Spacy Model Selector
Spacy Model Selector – initial node that allows to pick the model. The node supports KNIME File Handling framework, so the model can be read from any remote or local source. Custom models are supported, so if the user has his/her own model it is possible to use it – this feature might be interesting for advanced users or researchers.
Spacy Tokenizer – the node that converts the String format to Document format, the same as Strings to Document node. The only difference is that it uses the Spacy model.
Example of tokenization:
Sentence: It wasn’t a waste of time if you learned something.
Tokenized sentence: [“it”, “was”, ”n’t”, “a”, “waste”, “of”, “time”, “if”, “you”, “learned”, “something”, “.”]
Spacy POS Tagger
Spacy POS Tagger – this node is quite the same as the POS Tagger node in KNIME. The difference is that Spacy models might have their own tags. This might bring some confusion and troubles, however it may give more flexibility for some very specific POS notation for the languages.

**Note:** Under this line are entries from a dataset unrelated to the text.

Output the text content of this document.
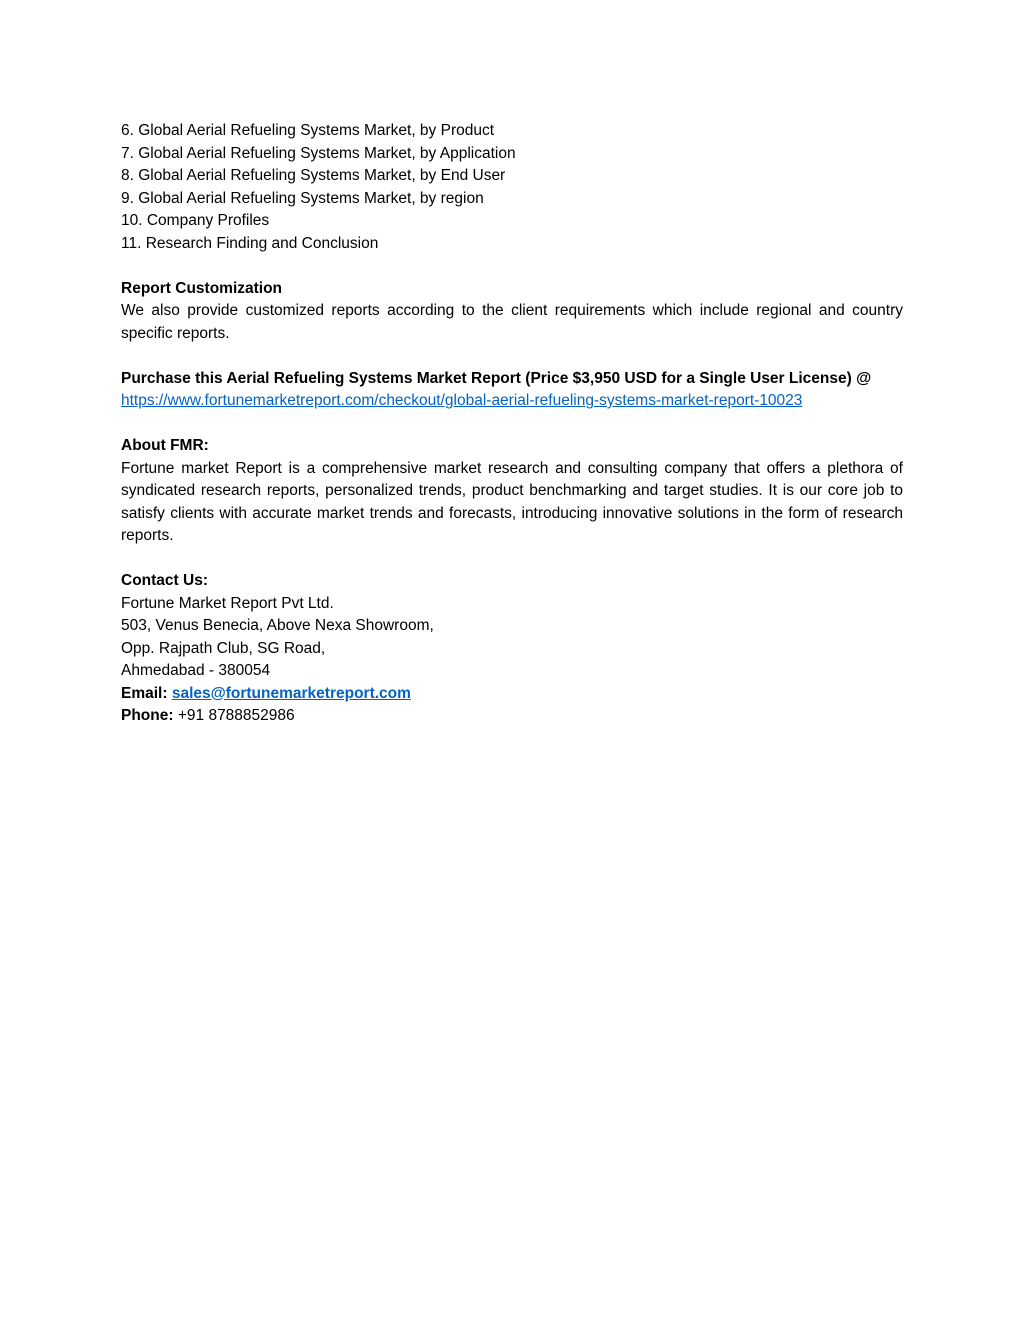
6. Global Aerial Refueling Systems Market, by Product
7. Global Aerial Refueling Systems Market, by Application
8. Global Aerial Refueling Systems Market, by End User
9. Global Aerial Refueling Systems Market, by region
10. Company Profiles
11. Research Finding and Conclusion
Report Customization
We also provide customized reports according to the client requirements which include regional and country specific reports.
Purchase this Aerial Refueling Systems Market Report (Price $3,950 USD for a Single User License) @
https://www.fortunemarketreport.com/checkout/global-aerial-refueling-systems-market-report-10023
About FMR:
Fortune market Report is a comprehensive market research and consulting company that offers a plethora of syndicated research reports, personalized trends, product benchmarking and target studies. It is our core job to satisfy clients with accurate market trends and forecasts, introducing innovative solutions in the form of research reports.
Contact Us:
Fortune Market Report Pvt Ltd.
503, Venus Benecia, Above Nexa Showroom,
Opp. Rajpath Club, SG Road,
Ahmedabad - 380054
Email: sales@fortunemarketreport.com
Phone: +91 8788852986
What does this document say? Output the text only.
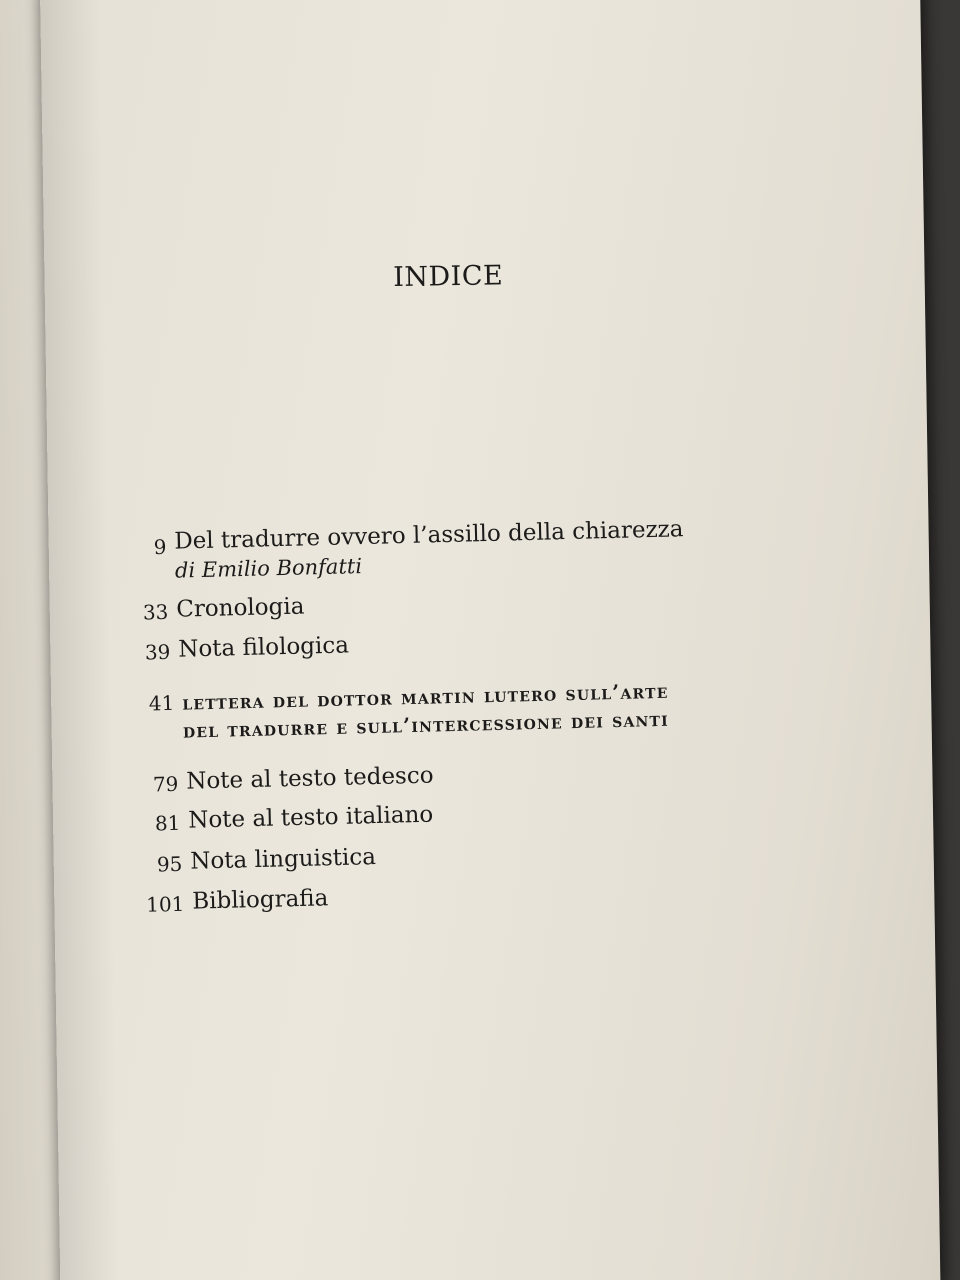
INDICE
9 Del tradurre ovvero l’assillo della chiarezza
di Emilio Bonfatti
33 Cronologia
39 Nota filologica
41 lettera del dottor martin lutero sull’arte
del tradurre e sull’intercessione dei santi
79 Note al testo tedesco
81 Note al testo italiano
95 Nota linguistica
101 Bibliografia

Spacy NER – if the module is available allows to automatically assign NER tags within the document. The tags always depend on the model, so one is interested in what entities can be recognized should check the model description. But in general it is usually person, location, organization. In KNIMEthere are no ready-to-go NER models available, however it is possible to train one – so this might be beneficial for lazy or non-technical people, or people that do not have enough training data.

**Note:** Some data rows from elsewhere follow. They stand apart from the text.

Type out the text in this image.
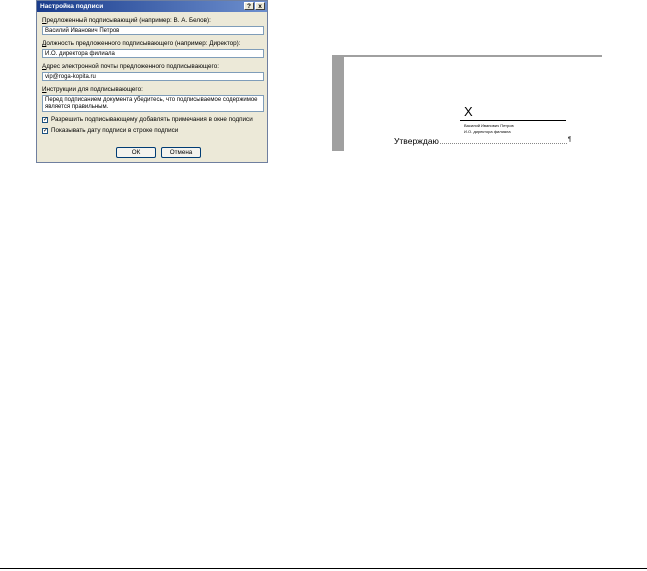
Настройка подписи	?	x
Предложенный подписывающий (например: В. А. Белов):
Василий Иванович Петров
Должность предложенного подписывающего (например: Директор):
И.О. директора филиала
Адрес электронной почты предложенного подписывающего:
vip@roga-kopita.ru
Инструкции для подписывающего:
Перед подписанием документа убедитесь, что подписываемое содержимое является правильным.
✓ Разрешить подписывающему добавлять примечания в окне подписи
✓ Показывать дату подписи в строке подписи
ОК	Отмена
X
Василий Иванович Петров
И.О. директора филиала
Утверждаю	¶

Spacy Vectorizer – converts both Document and String data to the vector (List of Double). This node can be used with data preprocessing, it is optional. In KNIME there is no ready-to-go vectorization model, it is only possible to train your own word2vec model, similar to NER case. Depending on the type of the model it is possible to have vectors based on the transformer model (SOTA). The vectors then can be used for ML, both supervised and unsupervised, and for visualization.
Spacy Lemmatizer – converts words to their root form (lemma). In the current Text processing this feature is only available for English. This method is used for processing the texts before classification and topic modeling.
Explanation example of lemmatization:
- enjoyed -> enjoy
- best -> good
- deliveries -> delivery
Spacy Morphologizer – there are no similar nodes in the Text processing extension. The node assigns special tags (similar to POS or NER) that indicate the tense, case, plurality, etc. Might be useful for deep scientific text analysis. Potential use cases: extracting the relationships between entities in the sentence/text, estimation of the frequency of certain words and their forms in the sentence/text. Another scientific use case is the stylometry analysis, where one can try to describe or identify the author by certain words and their forms frequency.
Spacy Stop Words Filter
Spacy Stop Words Filter – removes the words that have no meaning in the sentence using in-built dictionaries. The words like prepositions, conjunctions, articles, etc refer to stop words.